One of the main reasons women are perceived to have lower self-esteem than men is due to the fact that females are seen as being torn between their possible roles as a wife and mother and as a professional outside of the home. This may have had more validity before the woman's movement, but based on several studies, both young and older women do not feel pressure because of these dueling roles. They seem to have come to accept each role as part of themselves and work to find balance between the two. Many women have a greater sense of achievement and higher self-esteem when they are successful at doing this.


Another reason women are viewed to have lower self-esteem than men is because they are more likely to have a poor body image. While it is true that society in most cultures places more of an importance on a woman's looks than on a man's, women are more or equally as confident as men in other areas of their lives. For instance, men may be less confident in their ability to provide for themselves or their families since they often have more pressure in this area.

Despite some early reports that there was a strong link between gender and self-esteem, there are other factors that are much more likely to impact a person in this area. Those who were abused, neglected, bullied, or teased are more likely to have self-esteem issues. This is also true for children and adults who are placed in foster care, since they often have feelings of not belonging or not being loved. Additionally, some mood disorders and mental illnesses can also lead to low self-esteem, and all people have negative feelings about themselves at one time or another.

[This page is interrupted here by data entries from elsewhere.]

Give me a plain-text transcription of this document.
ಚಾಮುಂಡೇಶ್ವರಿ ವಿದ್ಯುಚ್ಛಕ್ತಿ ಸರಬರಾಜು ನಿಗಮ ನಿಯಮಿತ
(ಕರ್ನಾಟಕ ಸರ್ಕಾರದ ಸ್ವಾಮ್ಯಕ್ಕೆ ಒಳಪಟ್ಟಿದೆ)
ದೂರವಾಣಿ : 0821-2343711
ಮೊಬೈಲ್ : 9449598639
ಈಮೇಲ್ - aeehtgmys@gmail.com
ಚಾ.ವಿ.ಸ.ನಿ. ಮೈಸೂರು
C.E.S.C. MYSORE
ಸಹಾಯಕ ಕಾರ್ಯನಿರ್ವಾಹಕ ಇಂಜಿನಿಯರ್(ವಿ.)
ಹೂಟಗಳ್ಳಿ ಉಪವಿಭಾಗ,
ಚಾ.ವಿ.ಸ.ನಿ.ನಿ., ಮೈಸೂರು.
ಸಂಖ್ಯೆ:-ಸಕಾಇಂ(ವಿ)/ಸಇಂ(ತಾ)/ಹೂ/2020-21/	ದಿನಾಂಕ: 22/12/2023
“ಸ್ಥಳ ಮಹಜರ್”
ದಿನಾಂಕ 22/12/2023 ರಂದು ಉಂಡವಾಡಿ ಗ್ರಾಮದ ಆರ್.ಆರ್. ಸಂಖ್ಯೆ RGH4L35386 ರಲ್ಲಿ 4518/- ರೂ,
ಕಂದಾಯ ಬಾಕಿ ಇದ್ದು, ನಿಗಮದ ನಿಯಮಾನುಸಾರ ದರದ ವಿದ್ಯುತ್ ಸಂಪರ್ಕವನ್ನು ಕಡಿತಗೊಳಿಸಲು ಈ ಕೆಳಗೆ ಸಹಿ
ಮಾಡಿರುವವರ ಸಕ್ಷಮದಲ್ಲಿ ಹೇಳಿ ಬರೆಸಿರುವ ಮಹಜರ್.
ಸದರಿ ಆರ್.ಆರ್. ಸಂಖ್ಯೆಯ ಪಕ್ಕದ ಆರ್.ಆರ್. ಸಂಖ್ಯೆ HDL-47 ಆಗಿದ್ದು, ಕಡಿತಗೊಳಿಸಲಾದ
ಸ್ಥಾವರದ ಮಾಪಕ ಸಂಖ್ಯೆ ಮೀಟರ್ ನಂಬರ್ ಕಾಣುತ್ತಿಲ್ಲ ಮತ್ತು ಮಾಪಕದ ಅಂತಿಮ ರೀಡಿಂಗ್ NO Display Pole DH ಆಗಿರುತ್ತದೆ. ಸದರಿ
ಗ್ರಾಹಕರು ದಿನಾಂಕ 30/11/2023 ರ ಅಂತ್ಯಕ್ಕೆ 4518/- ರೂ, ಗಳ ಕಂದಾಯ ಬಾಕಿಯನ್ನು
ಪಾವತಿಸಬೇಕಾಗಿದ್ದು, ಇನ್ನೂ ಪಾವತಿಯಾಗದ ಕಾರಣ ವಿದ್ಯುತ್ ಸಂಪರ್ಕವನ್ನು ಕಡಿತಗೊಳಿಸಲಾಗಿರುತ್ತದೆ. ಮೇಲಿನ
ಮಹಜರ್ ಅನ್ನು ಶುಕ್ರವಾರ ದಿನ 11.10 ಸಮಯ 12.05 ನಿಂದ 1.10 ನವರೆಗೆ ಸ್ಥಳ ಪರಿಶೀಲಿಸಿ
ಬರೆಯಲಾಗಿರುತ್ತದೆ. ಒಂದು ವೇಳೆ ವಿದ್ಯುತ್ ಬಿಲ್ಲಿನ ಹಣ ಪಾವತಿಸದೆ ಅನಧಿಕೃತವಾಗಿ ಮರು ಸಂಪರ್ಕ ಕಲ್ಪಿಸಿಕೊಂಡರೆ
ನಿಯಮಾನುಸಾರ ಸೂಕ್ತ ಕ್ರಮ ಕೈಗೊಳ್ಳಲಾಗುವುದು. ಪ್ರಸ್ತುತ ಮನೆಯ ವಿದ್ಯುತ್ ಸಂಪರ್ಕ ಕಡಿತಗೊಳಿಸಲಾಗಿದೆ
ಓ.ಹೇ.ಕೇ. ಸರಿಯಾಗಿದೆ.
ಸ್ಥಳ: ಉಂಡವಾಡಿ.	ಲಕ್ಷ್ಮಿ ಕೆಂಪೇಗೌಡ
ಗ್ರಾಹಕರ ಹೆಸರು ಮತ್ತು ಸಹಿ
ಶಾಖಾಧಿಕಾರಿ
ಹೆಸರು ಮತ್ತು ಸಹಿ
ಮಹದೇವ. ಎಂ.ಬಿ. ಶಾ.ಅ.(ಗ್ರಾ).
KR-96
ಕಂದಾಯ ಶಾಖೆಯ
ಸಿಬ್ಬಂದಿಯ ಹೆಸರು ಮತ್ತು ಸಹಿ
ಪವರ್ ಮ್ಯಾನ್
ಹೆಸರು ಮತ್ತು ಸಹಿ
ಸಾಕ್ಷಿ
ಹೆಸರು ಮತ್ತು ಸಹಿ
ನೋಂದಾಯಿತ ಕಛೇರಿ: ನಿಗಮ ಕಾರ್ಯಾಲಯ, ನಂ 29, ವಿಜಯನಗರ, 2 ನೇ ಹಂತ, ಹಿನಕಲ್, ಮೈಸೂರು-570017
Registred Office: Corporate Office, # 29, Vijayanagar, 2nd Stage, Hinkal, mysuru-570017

Potential connections between gender and self-esteem in those who have been abused or bullied have been studied, and even in these cases confidence is often more dependent on a person's psychological makeup than on gender. Some people are naturally more sensitive to such experiences than others. Although there may be certain connections between gender and self-esteem in certain areas, men and women have been found to be equally confident overall.



Discuss this Article

Post 3

@fBoyle-- I don't think so. It might actually be difficult for members of one gender to take notice of the other gender's problems.

During teenage years, girls may experience self esteem issues because of their weight, beauty or clothes. But boys may experience these issues as well. The causes may be different, such as academic or athletic success, but the risks are the same.

I do believe that some people are better able to deal with stress and are less likely to suffer from low self esteem. So it may seem as though a gender has more self esteem issues, but it really isn't so.

Post 2

Could age have something to do with gender and self esteem?

I'm in high school and I think that the girls in my school are dealing with self esteem issues more than the boys.

Post 1

Men are just as likely to have a poor body image in today's era. In the past, this may have been more true for men but not anymore. Now, society expects men to be fit, well groomed, well dressed and handsome. So the pressures about outer appearance apply just as much to men.

I don't think there is much connection between gender and self esteem. Self esteem has more to do with childhood experiences and traumas.